En la contrarreloj de 40.5 kilómetros con salida y llegada en Chanti, donde la intensa lluvia y el piso resbaladizo fueron los mayores oponentes de los ciclistas, los representantes nacionales se vieron perjudicados al quedar por fuera del top-10 de la general, en la cual, por un segundo, logró seguir al comando el local Gianluca Brambilla (Etixx).
Una caída durante el trayecto, como confesó Urán en meta, fue la causa para perder tiempo considerable, además no se le veía cómodo en su andar.
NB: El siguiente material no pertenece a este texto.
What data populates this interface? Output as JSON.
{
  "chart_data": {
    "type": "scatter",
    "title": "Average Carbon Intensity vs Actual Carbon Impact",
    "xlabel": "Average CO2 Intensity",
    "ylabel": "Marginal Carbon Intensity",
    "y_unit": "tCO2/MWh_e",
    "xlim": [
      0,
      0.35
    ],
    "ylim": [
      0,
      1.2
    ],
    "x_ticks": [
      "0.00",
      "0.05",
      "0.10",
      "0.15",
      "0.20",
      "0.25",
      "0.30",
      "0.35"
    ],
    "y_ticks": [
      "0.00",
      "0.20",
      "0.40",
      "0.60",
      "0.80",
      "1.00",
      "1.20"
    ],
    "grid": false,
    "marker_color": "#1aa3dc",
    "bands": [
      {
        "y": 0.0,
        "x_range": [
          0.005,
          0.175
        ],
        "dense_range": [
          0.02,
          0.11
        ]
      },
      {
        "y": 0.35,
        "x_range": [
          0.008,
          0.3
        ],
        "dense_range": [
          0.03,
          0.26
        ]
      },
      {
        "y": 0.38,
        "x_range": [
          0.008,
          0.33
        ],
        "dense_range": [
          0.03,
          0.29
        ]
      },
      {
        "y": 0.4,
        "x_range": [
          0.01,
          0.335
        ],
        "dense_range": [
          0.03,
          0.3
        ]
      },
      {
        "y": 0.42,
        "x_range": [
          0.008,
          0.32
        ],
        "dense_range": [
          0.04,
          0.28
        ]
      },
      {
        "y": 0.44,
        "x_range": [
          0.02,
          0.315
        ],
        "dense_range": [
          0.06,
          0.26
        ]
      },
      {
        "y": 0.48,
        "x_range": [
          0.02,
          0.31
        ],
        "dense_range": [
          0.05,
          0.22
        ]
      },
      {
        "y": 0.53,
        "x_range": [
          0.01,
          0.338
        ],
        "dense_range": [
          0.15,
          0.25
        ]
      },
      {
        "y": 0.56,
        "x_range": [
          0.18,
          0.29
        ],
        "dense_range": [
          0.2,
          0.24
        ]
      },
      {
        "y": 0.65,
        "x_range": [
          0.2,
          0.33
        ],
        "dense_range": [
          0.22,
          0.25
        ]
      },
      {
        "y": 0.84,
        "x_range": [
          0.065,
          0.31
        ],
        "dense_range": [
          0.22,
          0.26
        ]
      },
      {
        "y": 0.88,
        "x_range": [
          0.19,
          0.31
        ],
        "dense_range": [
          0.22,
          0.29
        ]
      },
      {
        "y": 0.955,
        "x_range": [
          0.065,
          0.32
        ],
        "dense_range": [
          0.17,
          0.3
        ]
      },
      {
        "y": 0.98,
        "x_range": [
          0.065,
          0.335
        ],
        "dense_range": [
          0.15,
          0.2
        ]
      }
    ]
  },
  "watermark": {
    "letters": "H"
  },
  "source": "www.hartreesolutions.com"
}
Sin embargo, el paisa, que bajó del séptimo al 15° lugar, a 2.56 de Brambrilla, no baja los brazos.
“El recorrido es largo, falta la montaña. Todavía queda bastante Giro”, dijo Urán, al acabar 64°, a 4.12 del esloveno Primoz Rogliz (Lotto), ganador de la etapa con 51 minutos y 45 segundos, a una velocidad de 46.9 kilómetros por hora.
Chaves, quien fue 51°, a 3.48 del vencedor y que ahora es 13° en la general, a 2.31, indicó que enfrentó la fracción como respeto. “Había curvas peligrosas en el descenso. Le digo a los colombianos que sigan creyendo”.